Brian O'Driscoll believes Leinster are building a dynasty after they won a record-breaking third Heineken Cup title in four years when they beat Ulster 42-14 in the all-Ireland final at Twickenham.
First-half tries by Sean O'Brien and Cian Healy put Leinster ahead, with two penalties from Ruan Pienaar keeping Ulster in touch at half time.
A penalty try for the defending champions set them on course to retaining their title, with Dan Tuohy's score turning out to be scant consolation for Ulster after Heinke van der Merwe and Sean Cronin crossed for Leinster.
O'Driscoll admitted Leinster set themselves a target of becoming one of the greatest sides in European history after they won their first title in 2009.
He told Sky Sports 3: "It will take a couple of days for it to properly to settle in but after we won one we talked about not being content with that and trying to create some sort of dynasty and something to be remembered by.
"We're going in the right direction towards doing that but I know this team will be hungry for more.
"That's why it's enjoyable, You're going in day-in and day-out because you know you're going to be pushed by the guy next to you. We played for one another out there and that really showed today.
"The energy from all 23 was phenomenal, it shows where we are as a squad. I only came in for the knockout stages. For the important part, but the hard graft was put in during the group stages."
Leinster captain Leo Cullen lifted the trophy for a second time and compared his emotions to those of Masters champion Bubba Watson.

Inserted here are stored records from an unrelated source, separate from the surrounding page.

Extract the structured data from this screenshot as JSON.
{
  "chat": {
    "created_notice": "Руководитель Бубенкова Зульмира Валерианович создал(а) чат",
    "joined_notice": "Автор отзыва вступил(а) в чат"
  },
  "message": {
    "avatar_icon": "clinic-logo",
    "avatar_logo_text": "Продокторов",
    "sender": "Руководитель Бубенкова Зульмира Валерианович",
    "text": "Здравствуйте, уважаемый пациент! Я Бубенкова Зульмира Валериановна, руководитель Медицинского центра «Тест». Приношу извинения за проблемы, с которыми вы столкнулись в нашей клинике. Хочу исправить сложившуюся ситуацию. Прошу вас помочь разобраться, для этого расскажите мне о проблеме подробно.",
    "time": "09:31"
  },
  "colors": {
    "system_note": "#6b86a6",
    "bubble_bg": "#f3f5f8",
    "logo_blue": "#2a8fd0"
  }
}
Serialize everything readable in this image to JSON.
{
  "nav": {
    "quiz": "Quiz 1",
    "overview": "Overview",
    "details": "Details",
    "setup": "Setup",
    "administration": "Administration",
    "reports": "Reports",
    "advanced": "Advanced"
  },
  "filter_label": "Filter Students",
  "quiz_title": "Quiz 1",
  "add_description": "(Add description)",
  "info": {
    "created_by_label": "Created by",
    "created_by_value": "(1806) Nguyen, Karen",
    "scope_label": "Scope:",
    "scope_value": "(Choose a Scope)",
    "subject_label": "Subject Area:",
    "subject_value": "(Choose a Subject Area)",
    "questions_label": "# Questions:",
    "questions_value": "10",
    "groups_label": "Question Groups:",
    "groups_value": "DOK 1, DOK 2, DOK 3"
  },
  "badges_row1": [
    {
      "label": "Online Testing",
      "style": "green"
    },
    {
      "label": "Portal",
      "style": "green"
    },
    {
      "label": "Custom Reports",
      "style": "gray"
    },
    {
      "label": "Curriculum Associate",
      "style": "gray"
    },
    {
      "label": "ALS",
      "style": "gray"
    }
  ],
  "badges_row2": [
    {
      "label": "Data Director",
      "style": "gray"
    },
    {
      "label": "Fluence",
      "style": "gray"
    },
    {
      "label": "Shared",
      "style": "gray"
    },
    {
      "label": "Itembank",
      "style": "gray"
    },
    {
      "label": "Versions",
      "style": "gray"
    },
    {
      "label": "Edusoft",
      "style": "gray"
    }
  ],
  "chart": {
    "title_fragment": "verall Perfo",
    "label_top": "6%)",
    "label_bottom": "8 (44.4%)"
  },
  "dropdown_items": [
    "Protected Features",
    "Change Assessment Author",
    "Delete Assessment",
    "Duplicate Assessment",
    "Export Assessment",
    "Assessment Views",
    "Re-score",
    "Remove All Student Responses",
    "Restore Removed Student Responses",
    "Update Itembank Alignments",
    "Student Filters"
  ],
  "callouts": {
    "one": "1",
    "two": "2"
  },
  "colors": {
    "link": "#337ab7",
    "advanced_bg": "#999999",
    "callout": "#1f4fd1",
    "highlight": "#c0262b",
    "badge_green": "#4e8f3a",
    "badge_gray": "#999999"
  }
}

"To quote Bubba Watson, I haven't got that far in my dreams," Cullen said.
"There is something special about playing for the team you grew up supporting. That is the team you want to represent more than anything.
"Success with this team means the world to me."
Last year, Leinster staged the greatest comeback in Heineken Cup final history to beat Northampton 33-22 after trailing 22-6.
Leinster today led 14-6 at the interval and coach Joe Schmidt reminded his players of what can happen in Heineken Cup finals.
"Finals are about getting a lead and if we learned anything from last year it is that you have to keep playing, no matter what the situation," Cullen said.
Ulster were back in the Heineken Cup final for the first time in 13 years and hooker Rory Best insisted the pain of defeat had to be a source of inspiration.
"It was heartbreaking watching Leinster lift the trophy but that is what you learn from," Best said.
"You have to watch that and that has to drive you for next year.
"Defeats like this and watching Leinster lift the trophy has to be in our minds now for the next 12 months.
"We have to be aiming to be in the Aviva next year (for the final).
"We can't pat ourselves on the back for being in the Heineken Cup final when four years ago you thought you were never going to get out of the group.
"You have to be looking to win this trophy."